Today, in Kolkata, there is a reception hosted by the Consul General of Russian Federation Mr Vladimir V Lazarev and his wife Liudmila for the 65th Anniversary of the great victory in the great patriotic war at The Park Hotel.
Mr Lazarev and his wife are my friends and every year I do attend this celebration. Two years back, at one of the receptions hosted by Iazarev at The Park Hotel, Lazarev, I and Biman Bose chatted a lot about Russia (picture: From left to right - Mr Lazarev  and Mr Biman Bose).
Russia was the first country I landed in from India. In fact my trip was from Kolkata to UK and I was flying Aeroflot and needed to spend 8 hours in transit at the Moscow Airport en route to the UK. The year was 1994 And Russia was not in very good shape. The Moscow airport was in a mess with no cafes or water in toilets. From the Airport lounge I could see hundreds of Aeroflot aircrafts parked. Later, in UK when I asked someone about this I learnt that after the collapse of USSR the Aeroflot, which was the biggest airliners in the world, was left with Russia and they were trying to figure out on how to utilise these crafts.

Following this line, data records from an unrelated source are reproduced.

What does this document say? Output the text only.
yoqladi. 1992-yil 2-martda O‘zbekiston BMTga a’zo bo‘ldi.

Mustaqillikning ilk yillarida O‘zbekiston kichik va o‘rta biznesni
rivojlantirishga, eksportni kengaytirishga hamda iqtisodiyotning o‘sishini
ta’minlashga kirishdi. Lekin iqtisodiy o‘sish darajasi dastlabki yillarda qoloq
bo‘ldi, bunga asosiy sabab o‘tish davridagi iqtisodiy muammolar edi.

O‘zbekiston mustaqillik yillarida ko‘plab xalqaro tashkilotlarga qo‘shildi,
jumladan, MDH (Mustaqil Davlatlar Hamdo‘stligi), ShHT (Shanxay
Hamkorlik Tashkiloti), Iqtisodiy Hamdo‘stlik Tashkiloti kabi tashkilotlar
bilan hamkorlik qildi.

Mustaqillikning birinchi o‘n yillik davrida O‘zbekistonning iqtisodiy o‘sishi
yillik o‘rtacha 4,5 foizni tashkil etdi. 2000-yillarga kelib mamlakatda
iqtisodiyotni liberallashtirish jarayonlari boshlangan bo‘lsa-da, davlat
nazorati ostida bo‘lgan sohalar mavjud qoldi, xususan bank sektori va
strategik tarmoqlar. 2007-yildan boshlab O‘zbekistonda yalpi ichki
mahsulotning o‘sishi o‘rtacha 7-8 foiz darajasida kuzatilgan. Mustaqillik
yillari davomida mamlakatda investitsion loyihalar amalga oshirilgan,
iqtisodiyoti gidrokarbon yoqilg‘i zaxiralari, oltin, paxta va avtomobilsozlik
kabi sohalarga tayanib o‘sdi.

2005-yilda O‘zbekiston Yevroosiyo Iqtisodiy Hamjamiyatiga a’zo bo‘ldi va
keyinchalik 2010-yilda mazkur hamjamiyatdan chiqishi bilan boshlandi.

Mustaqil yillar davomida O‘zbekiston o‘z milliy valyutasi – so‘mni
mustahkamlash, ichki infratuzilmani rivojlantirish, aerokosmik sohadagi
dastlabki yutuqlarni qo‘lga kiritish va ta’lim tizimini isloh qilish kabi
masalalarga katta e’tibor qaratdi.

I was at St Petersburg and Moscow in November 1994. Although it was a booming time for Indian trade, especially tea, but it was a scary scenario for foreign travellers with a soaring crime graph. I was advised not to venture out walking and to always use a rented car, avoid radio taxis and keep a $50 note in my top pocket which I did during my stay there.
There was a silent code among the robbers that if they get you on the street at gun point they would fish out the $50 bill from the top pocket and go. If they did not get the dollar then they would take whatever they wanted from your other pockets including your watch and passport that was a must-carry for all travellers visiting Russia.
I remember that how I longed to visit the Indian restaurant New Delhi to have some dal and roti, but could not as the robbers and muggers used to follow Indian tourists from there. Yes, that was the Russia then.
Last year when I visited Moscow to attend the seminar at Moscow State University for International Affairs (picture) it was a different world. There was a sea change in Russia with free tourist movements, fashionable students, expensive hotel tariffs and other trappings of a western world. I could venture out and see the new Russia.
I also got an opportunity to meet the Russian Communist Party Leader Mr Jynov (picture).